Essa característica está presente especialmente na gordura, que derrete na boca em temperatura ambiente e harmoniza com o arroz em um sushi de carne, por exemplo.
O consumo do ingrediente cru é possível pelo controle da classificação criada pela Japan Meat Gradind Association em 1978. A avaliação vai de "A" a "C" para qualidade e de 1 a 5 para o grau de marmoreio. A máxima classificação é A5.

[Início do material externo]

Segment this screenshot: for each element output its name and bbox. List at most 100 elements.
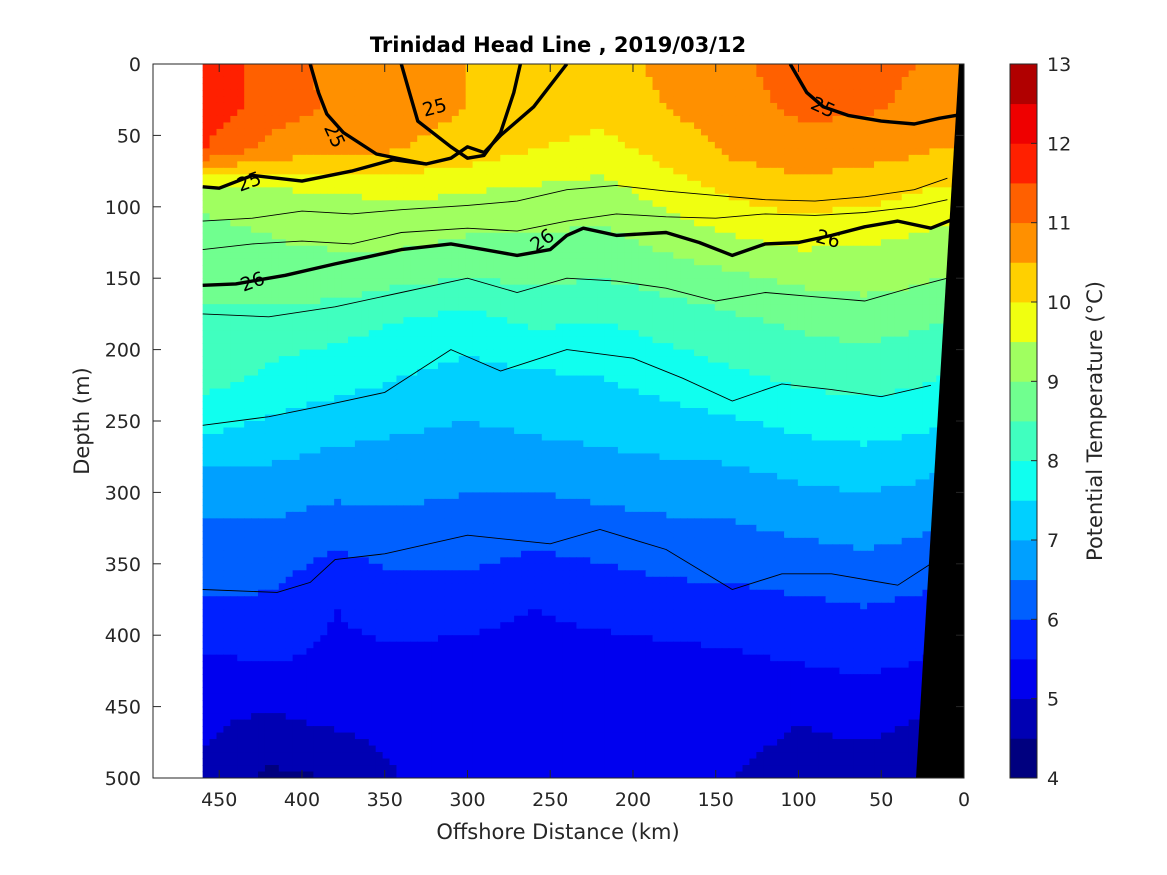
temperature-cell [728, 219, 737, 227]
temperature-cell [437, 330, 446, 338]
temperature-cell [202, 226, 211, 234]
temperature-cell [251, 135, 259, 143]
temperature-cell [382, 109, 391, 117]
temperature-cell [514, 271, 522, 279]
temperature-cell [887, 317, 896, 325]
temperature-cell [354, 284, 363, 292]
temperature-cell [652, 167, 661, 175]
temperature-cell [728, 291, 737, 299]
temperature-cell [735, 284, 744, 292]
temperature-cell [659, 206, 667, 214]
temperature-cell [444, 219, 453, 227]
temperature-cell [846, 252, 854, 260]
temperature-cell [839, 135, 847, 143]
temperature-cell [244, 161, 252, 169]
temperature-cell [880, 226, 889, 234]
temperature-cell [223, 258, 231, 266]
temperature-cell [659, 102, 667, 111]
temperature-cell [707, 76, 716, 85]
temperature-cell [825, 141, 834, 149]
temperature-cell [811, 174, 820, 182]
temperature-cell [375, 83, 384, 91]
temperature-cell [874, 89, 882, 98]
temperature-cell [230, 232, 238, 240]
temperature-cell [804, 122, 813, 130]
temperature-cell [867, 219, 875, 227]
temperature-cell [597, 96, 605, 104]
temperature-cell [784, 304, 792, 312]
temperature-cell [507, 109, 515, 117]
temperature-cell [389, 330, 398, 338]
temperature-cell [431, 206, 439, 214]
temperature-cell [278, 245, 287, 253]
temperature-cell [451, 258, 460, 266]
temperature-cell [403, 265, 411, 273]
temperature-cell [389, 193, 398, 201]
temperature-cell [853, 239, 861, 247]
temperature-cell [742, 154, 751, 162]
temperature-cell [244, 141, 252, 149]
temperature-cell [500, 109, 508, 117]
temperature-cell [666, 161, 674, 169]
temperature-cell [638, 219, 647, 227]
temperature-cell [763, 187, 771, 195]
temperature-cell [424, 356, 432, 364]
temperature-cell [846, 193, 854, 201]
temperature-cell [472, 122, 481, 130]
temperature-cell [334, 70, 342, 78]
temperature-cell [936, 174, 944, 182]
temperature-cell [382, 258, 391, 266]
temperature-cell [285, 154, 294, 162]
temperature-cell [915, 336, 924, 344]
temperature-cell [611, 323, 619, 331]
temperature-cell [285, 128, 294, 136]
temperature-cell [403, 343, 411, 351]
temperature-cell [631, 213, 640, 221]
temperature-cell [576, 193, 584, 201]
temperature-cell [804, 200, 813, 208]
temperature-cell [659, 161, 667, 169]
temperature-cell [611, 284, 619, 292]
temperature-cell [458, 343, 467, 351]
temperature-cell [846, 154, 854, 162]
temperature-cell [825, 226, 834, 234]
temperature-cell [569, 187, 577, 195]
temperature-cell [811, 271, 820, 279]
temperature-cell [486, 330, 494, 338]
temperature-cell [424, 115, 432, 124]
temperature-cell [922, 122, 930, 130]
temperature-cell [258, 336, 266, 344]
temperature-cell [237, 310, 245, 318]
temperature-cell [617, 304, 626, 312]
temperature-cell [756, 161, 764, 169]
temperature-cell [576, 187, 584, 195]
temperature-cell [797, 336, 806, 344]
temperature-cell [666, 232, 674, 240]
temperature-cell [555, 219, 564, 227]
temperature-cell [804, 317, 813, 325]
temperature-cell [867, 271, 875, 279]
temperature-cell [611, 310, 619, 318]
temperature-cell [617, 226, 626, 234]
temperature-cell [223, 356, 231, 364]
temperature-cell [223, 226, 231, 234]
temperature-cell [735, 180, 744, 188]
temperature-cell [797, 278, 806, 286]
temperature-cell [901, 128, 910, 136]
temperature-cell [763, 128, 771, 136]
temperature-cell [396, 284, 404, 292]
temperature-cell [624, 297, 633, 305]
temperature-cell [680, 297, 688, 305]
temperature-cell [874, 161, 882, 169]
temperature-cell [244, 64, 252, 72]
temperature-cell [458, 154, 467, 162]
temperature-cell [742, 336, 751, 344]
temperature-cell [569, 76, 577, 85]
temperature-cell [590, 239, 598, 247]
temperature-cell [645, 310, 654, 318]
temperature-cell [742, 284, 751, 292]
temperature-cell [700, 200, 709, 208]
temperature-cell [576, 135, 584, 143]
temperature-cell [680, 109, 688, 117]
temperature-cell [728, 226, 737, 234]
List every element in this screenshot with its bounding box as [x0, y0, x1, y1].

O wagyu também pode ser preparado de formas mais comuns, direto na grelha ou na composição de um hambúrguer. "A diluição do marmoreio com o suco da carne certamente oferece uma nova experiência gastronômica para o sanduíche", defende Yamasaki.
Origem japonesa
Lucro internacional
A tradução de "wa" é Japão e de "gyu", bovino. A expressão "wagyu japonês", portanto, é redundante de propósito. Trata-se de uma tentativa de reafirmação já que outros países foram mais rápidos na valorização da pedida. Os motivos são culturais.
Da introdução do Budismo, no século 6, à era Meiji, que começou em 1868, comer animais (com exceção dos peixes) era um tabu na sociedade nipônica. O consumo de mamíferos como os bois, considerados úteis para outras atividades, chegou a ser proibido.
Com o fim do Período Edo, Meiji introduziu políticas públicas que convergiam com hábitos ocidentais, como a alimentação carnívora. A tentativa de cruzar raças nativas com estrangeiras, no entanto, não foi para frente.
Só após o fim da Segunda Guerra (1945), quando o país sofria com a escassez e a inflação, foram descobertas "quatro vacas milagrosas", entre elas o gado Tajima que deu origem à linhagem pura do wagyu.
Em 1976, espermas e embriões do boi viajaram ao Colorado, nos Estados Unidos, para fins de pesquisa.
De lá, foram distribuídos para vários países e utilizados para cruzamentos. Hoje, existe mais 'wagyu' estrangeiro do que genuinamente japonês".
A Austrália, responsável pela metade da exportação mundial da carne, foi a primeira nação a registrar a patente do nome, seguida pelos Estados Unidos, que, junto da União Europeia, representam outros 45% do mercado. "O Japão, por sua vez, lançou a marca 'wagyu japonês' para se contrapor".
Apesar do esforço para reivindicar o pedigree aos olhos do grande público, a realidade é que pecuaristas de lugares como o Reino Unido, a Escócia e a China conseguiram se organizara em associações e, por meio de um trabalho de divulgação, consolidaram o ingrediente nacional como melhor ou tão bom quanto o japonês.
No Brasil, o wagyu foi introduzido em 1995 pela empresa Yakult e, desde então, o rebanho está ganhando corpo. Segundo a Associação Brasileira dos Criadores de Bovinos das Raças Wagyu, de 2020 para 2021, o crescimento foi de 10 % — o que representa um total de 10.000 animais dos 65 criadores membros.
"Por aqui, há um aumento de consumo evidente em açougues e frigoríficos, principalmente de cortes nobres, como ancho", declara Ligia Karasawa, churrasqueira que estuda o tema.
Como resultado, a fatia da exportação que sobra hoje para o Japão é de 5% (o número é assegurado por compradores do Camboja, de Hong Kong e de Taiwan). A maioria dos produtores, porém, prefere focar no mercado interno — que aproveita o animal por inteiro em vez de focar somente no contrafilé — e limitar a produção, cuja tendência é de queda.
Para os brasileiros, tudo isso significa que o wagyu-de-verdade-verdadeiro continuará a ser um insumo raro mesmo na mesa dos que desembolsam até R$ 1500 pelo quilo.